By Petr Navovy | Politics | April 9, 2021 |
By Petr Navovy | Politics | April 9, 2021 |
Almost exactly a year ago I wrote a piece about how climate scientists were sounding the alarm that due to the impact of capitalist industry and the climate change that has already begun, the world’s tropical rainforests—and the Amazon specifically—were on the cusp of turning from entities that acted as buffers against further climate change by being net absorbers of carbon, into engines that actually accelerate the climate crisis. Thanks to deforestation and other human industry, as well as wildfires and other climate change effects, rainforests were absorbing less and less carbon—a whole third less than they did in the 1990s—and some scientists were now predicting that the typical tropical rainforest may become a net source of carbon by the 2060s.
Well, guys, we’ve gone ahead and smashed the sh*t out of that expectation! As reported in the National Geographic, a new groundbreaking study of the Amazon that takes into account all greenhouse gases—not just CO2—shows that the South American rainforest will become a net contributor to climate change in…
Well: Now.
Yesterday.
Whatever.
It’s already happened, is the point I’m trying to make.
Touted for years as one of the planet’s most powerful defences against runaway climate change, the Amazon—which according to some figures removed as much as a quarter or all the CO2 removed by the world’s forests from the atmosphere—has now become part of the problem.
It’s a complex calculus that has led to the report, published last month in Frontiers in Forests and Global Change. There are many processes at play in the ecology of the rainforest. Forests act as carbon sinks thanks to the photosynthesis that sucks in CO2 and converts it into carbohydrates stored in wood. On the other hand, rainforests like the Amazon contribute to emissions due to the methane (a far more potent greenhouse gas than CO2) produced by microbes that thrive in their super wet soils. And then you have the mechanisms of the water cycle, by which moisture from the rain gets absorbed by leaves, used for photosynthesis, and then exhaled into the atmosphere as water vapour again.
All of these processes and more form a rich tapestry of absorption and emission, and all have been affected by the impacts of climate change and the industrial activity that causes it: Deforestation, mining, farming, and the building of reservoirs to name just a few. All impact the natural balance that rich ecosystems like the Amazon rely on. Indigenous peoples have long been warning of the impacts that the destruction of the forests will have, not just on their communities but on the planet as a whole. Their warnings have been cast aside and their communities brutalised. The interests of capital and the mantra of infinite growth on a finite planet were deemed more important.

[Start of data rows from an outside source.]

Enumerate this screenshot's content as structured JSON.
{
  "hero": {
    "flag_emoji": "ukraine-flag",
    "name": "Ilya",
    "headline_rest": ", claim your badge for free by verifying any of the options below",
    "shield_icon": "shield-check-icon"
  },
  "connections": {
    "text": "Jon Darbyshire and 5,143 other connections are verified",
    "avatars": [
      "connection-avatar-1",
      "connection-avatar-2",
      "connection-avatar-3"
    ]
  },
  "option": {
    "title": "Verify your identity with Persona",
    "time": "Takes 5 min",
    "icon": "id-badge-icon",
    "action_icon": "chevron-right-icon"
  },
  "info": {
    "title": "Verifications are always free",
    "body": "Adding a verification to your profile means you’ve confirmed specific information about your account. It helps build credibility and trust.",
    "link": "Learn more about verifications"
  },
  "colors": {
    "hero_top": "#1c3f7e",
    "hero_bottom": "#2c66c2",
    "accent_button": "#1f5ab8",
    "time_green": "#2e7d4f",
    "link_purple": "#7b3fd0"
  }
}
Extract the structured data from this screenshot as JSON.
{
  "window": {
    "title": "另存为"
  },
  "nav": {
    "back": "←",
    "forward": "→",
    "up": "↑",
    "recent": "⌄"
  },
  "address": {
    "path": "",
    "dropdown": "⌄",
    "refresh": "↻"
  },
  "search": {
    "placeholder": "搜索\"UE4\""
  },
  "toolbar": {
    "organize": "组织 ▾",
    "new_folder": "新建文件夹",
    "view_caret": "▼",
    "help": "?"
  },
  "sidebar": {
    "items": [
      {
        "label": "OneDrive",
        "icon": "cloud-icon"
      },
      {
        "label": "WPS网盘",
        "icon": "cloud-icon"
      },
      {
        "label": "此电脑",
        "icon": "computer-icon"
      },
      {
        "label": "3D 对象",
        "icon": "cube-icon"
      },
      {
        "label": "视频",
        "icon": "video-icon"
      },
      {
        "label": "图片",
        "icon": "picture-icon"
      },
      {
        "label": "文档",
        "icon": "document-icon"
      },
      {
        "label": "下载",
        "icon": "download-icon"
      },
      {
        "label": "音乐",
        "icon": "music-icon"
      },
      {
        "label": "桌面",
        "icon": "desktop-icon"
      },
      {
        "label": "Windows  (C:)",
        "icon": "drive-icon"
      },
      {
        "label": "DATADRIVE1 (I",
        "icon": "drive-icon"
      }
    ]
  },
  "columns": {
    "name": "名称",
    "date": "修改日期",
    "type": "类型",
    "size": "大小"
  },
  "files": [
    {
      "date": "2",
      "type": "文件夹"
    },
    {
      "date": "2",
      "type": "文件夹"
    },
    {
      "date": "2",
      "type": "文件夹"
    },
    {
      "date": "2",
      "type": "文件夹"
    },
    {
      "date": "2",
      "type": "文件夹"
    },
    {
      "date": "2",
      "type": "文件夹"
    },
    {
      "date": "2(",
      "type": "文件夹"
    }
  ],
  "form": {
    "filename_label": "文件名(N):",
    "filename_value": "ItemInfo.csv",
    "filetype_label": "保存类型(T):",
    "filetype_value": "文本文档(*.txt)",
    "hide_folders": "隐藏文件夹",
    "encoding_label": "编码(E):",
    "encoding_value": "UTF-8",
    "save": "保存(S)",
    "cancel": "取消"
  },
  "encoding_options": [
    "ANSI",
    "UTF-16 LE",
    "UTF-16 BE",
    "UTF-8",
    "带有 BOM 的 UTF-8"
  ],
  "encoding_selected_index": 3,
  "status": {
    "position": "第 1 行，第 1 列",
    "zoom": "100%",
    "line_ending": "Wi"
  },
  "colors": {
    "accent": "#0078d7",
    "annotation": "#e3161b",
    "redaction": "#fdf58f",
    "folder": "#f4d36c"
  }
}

The Frontiers in Forests and Global Change is the first time that an interconnected study of this scale has taken place in an effort to really measure the changes to the Amazon, and to tot up the effects of all the greenhouse gases at play. As per the National Geographic:
Drying wetlands and soil compaction from logging, for example, can increase emissions of the greenhouse gas nitrous oxide. Land-clearing fires release black carbon, small particles of soot that absorb sunlight and increase warmth. Deforestation can alter rainfall patterns, further drying and heating the forest. Regular flooding and dam-building releases the potent gas methane, as does cattle ranching, one chief reason forests are destroyed. And roughly 3.5 percent of all methane released globally comes naturally from the Amazon’s trees.
Deforestation in the Amazon hit a 12-year high in 2020. Illegal fires are on the rise. Large floods are triggered due to rain falling in more dramatic bursts than before. At the same time, droughts are becoming more frequent and are lasting longer.
The National Geographic continues:
Resource extraction, damming rivers, and the conversion of forest for soybean and livestock production all alter the natural systems in a variety of ways. But most serve to warm the climate. Methane is a particularly important player. While the largest sources of methane are still from natural forest processes, the Amazon’s capacity to take up carbon used to do far more to offset its methane emissions. Humans have diminished that capacity.[…]
Patrick Megonigal, associate director of research at the Smithsonian Environmental Research Center, agreed. “What the authors do that’s important is to expand the conversation beyond carbon dioxide, which is what 90 percent of public conversation is centered around,” he says.
“CO2 is not a lone actor. When you consider the whole cast of other characters, the outlook in the Amazon is that the impacts of human activities will be worse than we realize.”
On top of all this, a recent analysis has shown that there is a chance that there is a chance that if 20 to 25 percent of the Amazon is cleared of forest then irrevocable changes may take place that trigger the rainforest’s transformation into a drier woodland savanna, dramatically reducing its abilities as a climate change buffer even further. The Brazilian government estimates that 17 percent of the forest has already been cleared.